D.: Sullo sfondo delle tue storie, ci sono i figli, figli molto piccoli che si comportano da adulti. Ho letto tra le righe del tuo libro una profonda sofferenza, tua e anche loro.
S.P.: I bambini e le bambine che vivono in questi territori subiscono la conseguenza dello sfruttamento e delle violenze sulle madri e non hanno la possibilità di vivere un’infanzia normale. A volte diventano anche loro vittime di violenza. Per questo motivo molte braccianti migranti preferiscono lasciarli nel paese di origine con i parenti, magari i nonni o gli zii, invece di portarli con loro.
D.: Scrivere questo libro ti ha creato problemi come giornalista. Raccontare l’orrore di luoghi e persone è ancora fortemente ancorato all’idea della reputazione di un posto, di una città, di un Paese?
S.P.: Il problema principale è stato quello di riuscire a raccogliere il materiale necessario superando il muro di omertà di chi mi diceva di lasciare perdere e di non immischiarmi, anche in malo modo. Ho trascorso settimane bussando a tante porte che non si aprivano e poi, ogni volta che qualcuno mi ha aiutata a entrare in contatto con le lavoratrici, ho capito il motivo di questa chiusura. Ci sono condizioni infernali di lavoro, condizioni di precariato, di assenza totale di diritti, di violenza, che tolleriamo come società, illudendoci che non ci riguardi.
D.: Dai un suggerimento ai consumatori. Questi prodotti raccolti da donne immigrate, sfruttate da caporalato, arrivano sulla nostra tavola. Cosa possiamo fare, da utenti finali?

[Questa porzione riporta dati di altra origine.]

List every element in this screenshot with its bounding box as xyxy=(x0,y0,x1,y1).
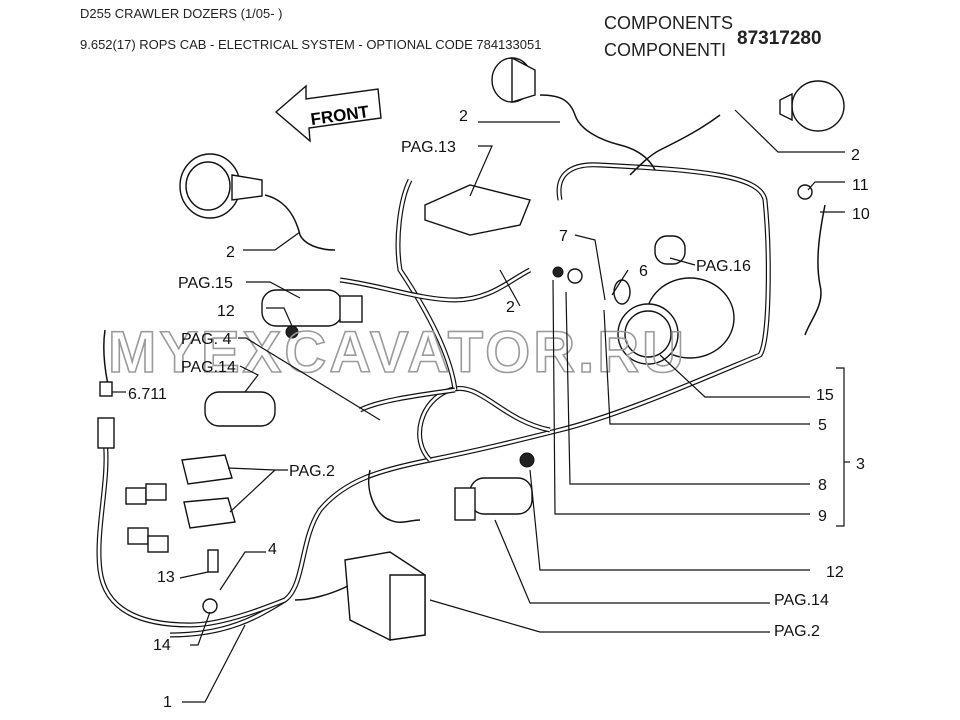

S.P.: Il mio compito è stato quello di impegnarmi al massimo per finire l’inchiesta. Da giornalista freelance non è stato semplice. Credo che la domanda: cosa possiamo fare? sia necessario rivolgerla ai sindacalisti, ai politici, alle Istituzioni, alla distribuzione, ai consumatori. Consiglio questo libro a chiunque sia interessato a conoscere i meccanismi della violenza sul lavoro e a chiunque voglia sapere cosa succede alle braccianti che raccolgono frutta e verdura.